A number of conditions can occur when your child's body is low in potassium, including diarrhea, vomiting, and sweating, which are also symptoms of anxiety. To keep potassium levels balanced, be sure to give your child bananas, meats, fruits, fish, beans, and vegetables.
Because anxiety affects blood sugar levels, it can cause sensitivities and stomach problems such as pain, a bloated or distended stomach, discomfort, indigestion, and symptoms of hyperglycemia and hypoglycemia. When your child overeats, especially sweets and desserts, it can affect her nervous system. This can trigger moodiness, anxiousness, sleepiness, or depression. It is important to note that some people can control their anxiety disorder almost completely though a reduction of sugary or caffeinated foods and drinks.

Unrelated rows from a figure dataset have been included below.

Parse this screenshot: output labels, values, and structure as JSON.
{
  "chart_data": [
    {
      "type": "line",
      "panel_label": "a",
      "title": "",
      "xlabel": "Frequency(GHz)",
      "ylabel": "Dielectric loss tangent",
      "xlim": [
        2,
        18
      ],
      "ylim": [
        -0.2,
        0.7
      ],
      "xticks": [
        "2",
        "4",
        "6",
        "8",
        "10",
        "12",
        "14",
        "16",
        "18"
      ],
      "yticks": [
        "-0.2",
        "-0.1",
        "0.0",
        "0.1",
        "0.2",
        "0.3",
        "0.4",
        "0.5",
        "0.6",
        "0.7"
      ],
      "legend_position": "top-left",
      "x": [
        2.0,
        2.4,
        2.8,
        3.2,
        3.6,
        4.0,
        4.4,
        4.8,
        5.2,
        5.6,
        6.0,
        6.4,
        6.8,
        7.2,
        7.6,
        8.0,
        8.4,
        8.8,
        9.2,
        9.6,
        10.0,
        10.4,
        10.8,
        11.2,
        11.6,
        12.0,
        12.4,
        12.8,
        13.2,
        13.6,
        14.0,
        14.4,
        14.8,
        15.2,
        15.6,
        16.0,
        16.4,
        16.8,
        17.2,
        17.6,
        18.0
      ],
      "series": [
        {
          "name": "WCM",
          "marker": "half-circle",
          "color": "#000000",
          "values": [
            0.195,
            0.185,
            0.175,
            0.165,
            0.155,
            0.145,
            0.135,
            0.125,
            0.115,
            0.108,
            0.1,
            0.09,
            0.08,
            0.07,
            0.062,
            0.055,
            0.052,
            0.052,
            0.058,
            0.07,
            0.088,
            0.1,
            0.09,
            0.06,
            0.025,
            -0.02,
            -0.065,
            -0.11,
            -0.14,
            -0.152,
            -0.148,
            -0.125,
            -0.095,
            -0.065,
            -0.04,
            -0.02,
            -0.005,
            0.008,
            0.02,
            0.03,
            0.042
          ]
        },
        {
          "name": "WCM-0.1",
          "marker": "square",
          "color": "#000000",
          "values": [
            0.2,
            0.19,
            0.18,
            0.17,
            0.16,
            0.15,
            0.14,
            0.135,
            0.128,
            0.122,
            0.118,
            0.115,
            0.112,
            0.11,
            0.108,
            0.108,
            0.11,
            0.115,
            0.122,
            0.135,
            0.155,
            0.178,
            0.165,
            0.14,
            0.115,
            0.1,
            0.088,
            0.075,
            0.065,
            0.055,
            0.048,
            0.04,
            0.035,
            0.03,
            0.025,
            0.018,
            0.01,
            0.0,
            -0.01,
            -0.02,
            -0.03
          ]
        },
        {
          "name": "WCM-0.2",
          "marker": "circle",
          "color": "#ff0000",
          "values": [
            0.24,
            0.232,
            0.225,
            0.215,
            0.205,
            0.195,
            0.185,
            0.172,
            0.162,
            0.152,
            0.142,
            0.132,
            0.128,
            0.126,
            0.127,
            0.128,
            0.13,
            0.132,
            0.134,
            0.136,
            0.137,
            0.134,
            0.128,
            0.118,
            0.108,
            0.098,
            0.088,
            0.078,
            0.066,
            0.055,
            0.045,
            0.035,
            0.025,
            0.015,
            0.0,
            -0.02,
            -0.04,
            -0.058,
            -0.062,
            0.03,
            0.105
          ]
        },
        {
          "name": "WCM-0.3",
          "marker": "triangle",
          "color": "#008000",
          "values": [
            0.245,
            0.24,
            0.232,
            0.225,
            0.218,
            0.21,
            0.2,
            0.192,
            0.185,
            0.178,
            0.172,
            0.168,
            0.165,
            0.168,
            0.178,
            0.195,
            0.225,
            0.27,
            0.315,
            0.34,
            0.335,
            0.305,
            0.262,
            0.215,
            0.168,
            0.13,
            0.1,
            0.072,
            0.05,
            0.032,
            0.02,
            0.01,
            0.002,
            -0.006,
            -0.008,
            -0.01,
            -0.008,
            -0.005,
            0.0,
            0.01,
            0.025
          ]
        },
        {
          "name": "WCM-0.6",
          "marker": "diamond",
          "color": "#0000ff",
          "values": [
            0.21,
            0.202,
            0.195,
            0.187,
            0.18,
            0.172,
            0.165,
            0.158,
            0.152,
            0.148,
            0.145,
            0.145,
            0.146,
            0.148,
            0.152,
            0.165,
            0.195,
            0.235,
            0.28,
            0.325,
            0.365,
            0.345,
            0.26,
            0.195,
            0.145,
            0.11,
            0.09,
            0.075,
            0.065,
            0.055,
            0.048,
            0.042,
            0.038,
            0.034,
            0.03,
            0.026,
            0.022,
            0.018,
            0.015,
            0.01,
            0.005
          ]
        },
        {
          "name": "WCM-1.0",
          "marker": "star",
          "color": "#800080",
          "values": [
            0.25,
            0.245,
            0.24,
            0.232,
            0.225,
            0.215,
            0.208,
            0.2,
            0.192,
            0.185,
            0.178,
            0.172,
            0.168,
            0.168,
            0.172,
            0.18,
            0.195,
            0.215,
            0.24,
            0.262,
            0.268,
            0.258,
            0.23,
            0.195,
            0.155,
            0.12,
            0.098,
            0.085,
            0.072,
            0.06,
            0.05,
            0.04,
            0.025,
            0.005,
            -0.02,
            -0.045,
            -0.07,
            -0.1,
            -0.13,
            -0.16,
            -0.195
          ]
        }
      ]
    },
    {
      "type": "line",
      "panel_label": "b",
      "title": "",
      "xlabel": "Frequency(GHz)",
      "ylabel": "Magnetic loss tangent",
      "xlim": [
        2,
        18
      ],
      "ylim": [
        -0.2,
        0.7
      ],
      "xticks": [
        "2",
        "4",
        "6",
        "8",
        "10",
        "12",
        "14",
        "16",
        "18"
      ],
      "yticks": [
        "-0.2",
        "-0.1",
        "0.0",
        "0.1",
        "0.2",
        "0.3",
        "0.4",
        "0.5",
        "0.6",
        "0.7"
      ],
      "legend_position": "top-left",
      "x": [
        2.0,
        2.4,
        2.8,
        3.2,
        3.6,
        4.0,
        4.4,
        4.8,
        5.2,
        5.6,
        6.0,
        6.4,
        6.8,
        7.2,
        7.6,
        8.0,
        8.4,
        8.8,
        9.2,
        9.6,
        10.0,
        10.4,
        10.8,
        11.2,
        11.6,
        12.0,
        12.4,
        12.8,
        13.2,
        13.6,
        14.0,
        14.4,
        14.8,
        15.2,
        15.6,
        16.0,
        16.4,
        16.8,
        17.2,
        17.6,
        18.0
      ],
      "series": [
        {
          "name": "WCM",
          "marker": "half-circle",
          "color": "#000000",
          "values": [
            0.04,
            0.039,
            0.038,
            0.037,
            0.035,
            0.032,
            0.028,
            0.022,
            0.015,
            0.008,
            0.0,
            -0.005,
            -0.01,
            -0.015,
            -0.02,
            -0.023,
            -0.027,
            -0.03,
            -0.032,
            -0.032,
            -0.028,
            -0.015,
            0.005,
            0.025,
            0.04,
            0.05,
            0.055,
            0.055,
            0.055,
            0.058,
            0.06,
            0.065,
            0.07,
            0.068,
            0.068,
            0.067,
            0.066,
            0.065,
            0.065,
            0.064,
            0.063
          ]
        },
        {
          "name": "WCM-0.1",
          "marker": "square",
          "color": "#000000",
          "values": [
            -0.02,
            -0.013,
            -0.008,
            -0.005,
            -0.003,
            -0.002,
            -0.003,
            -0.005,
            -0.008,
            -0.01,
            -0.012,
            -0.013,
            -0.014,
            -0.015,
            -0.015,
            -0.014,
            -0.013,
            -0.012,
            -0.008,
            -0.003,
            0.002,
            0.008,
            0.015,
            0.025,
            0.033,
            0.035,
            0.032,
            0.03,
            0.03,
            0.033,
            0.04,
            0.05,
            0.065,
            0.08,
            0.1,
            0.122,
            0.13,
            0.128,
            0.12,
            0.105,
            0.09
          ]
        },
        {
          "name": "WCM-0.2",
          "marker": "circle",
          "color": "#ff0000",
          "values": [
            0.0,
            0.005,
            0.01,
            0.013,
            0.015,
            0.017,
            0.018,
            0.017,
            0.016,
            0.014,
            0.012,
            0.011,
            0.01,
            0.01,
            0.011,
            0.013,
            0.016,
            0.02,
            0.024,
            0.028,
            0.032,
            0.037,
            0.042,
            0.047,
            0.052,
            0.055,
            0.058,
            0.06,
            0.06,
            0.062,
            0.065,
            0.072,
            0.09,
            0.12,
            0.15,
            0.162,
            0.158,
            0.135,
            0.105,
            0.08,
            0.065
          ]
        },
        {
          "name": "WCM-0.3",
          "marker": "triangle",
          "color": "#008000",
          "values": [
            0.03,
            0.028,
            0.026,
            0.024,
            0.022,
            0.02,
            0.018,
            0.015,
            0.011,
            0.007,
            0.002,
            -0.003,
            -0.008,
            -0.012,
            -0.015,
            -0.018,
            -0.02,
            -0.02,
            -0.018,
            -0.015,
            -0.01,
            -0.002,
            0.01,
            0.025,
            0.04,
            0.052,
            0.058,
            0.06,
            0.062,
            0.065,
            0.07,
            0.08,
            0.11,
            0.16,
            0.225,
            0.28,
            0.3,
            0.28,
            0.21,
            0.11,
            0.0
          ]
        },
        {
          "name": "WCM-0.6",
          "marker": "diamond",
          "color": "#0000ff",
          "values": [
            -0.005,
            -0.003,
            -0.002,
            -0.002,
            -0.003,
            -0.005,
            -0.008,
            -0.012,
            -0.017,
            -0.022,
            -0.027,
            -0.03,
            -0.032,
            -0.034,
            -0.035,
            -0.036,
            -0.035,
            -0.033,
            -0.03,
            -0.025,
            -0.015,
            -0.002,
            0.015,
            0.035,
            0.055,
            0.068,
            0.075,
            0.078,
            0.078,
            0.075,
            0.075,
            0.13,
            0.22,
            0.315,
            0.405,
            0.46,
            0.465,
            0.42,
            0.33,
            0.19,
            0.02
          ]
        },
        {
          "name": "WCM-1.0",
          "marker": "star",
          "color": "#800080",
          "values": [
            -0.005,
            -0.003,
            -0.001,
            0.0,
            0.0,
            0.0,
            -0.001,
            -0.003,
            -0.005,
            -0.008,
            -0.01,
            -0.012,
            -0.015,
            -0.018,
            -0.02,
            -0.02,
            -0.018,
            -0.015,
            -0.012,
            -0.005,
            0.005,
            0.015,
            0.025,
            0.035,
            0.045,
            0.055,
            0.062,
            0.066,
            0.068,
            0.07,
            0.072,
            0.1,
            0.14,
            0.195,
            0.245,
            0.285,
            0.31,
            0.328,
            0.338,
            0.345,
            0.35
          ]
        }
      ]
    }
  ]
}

Sleep is a basic human need important at any age, as fundamental to feeling healthy as good nutrition and exercising regularly are. A good night's sleep, as you probably know, can make a world of difference in your child's ability to handle himself. It can refuel his body's energy, give his active brain the rest it needs, and all around put him mentally in a better mood.
On the flip side, lack of sleep is known to disrupt the body's ability to replenish hormones that affect both physical and mental health. For children with anxiety, lack of sleep is linked to learning problems, slower emotional and physical growth, bedwetting, and high blood pressure.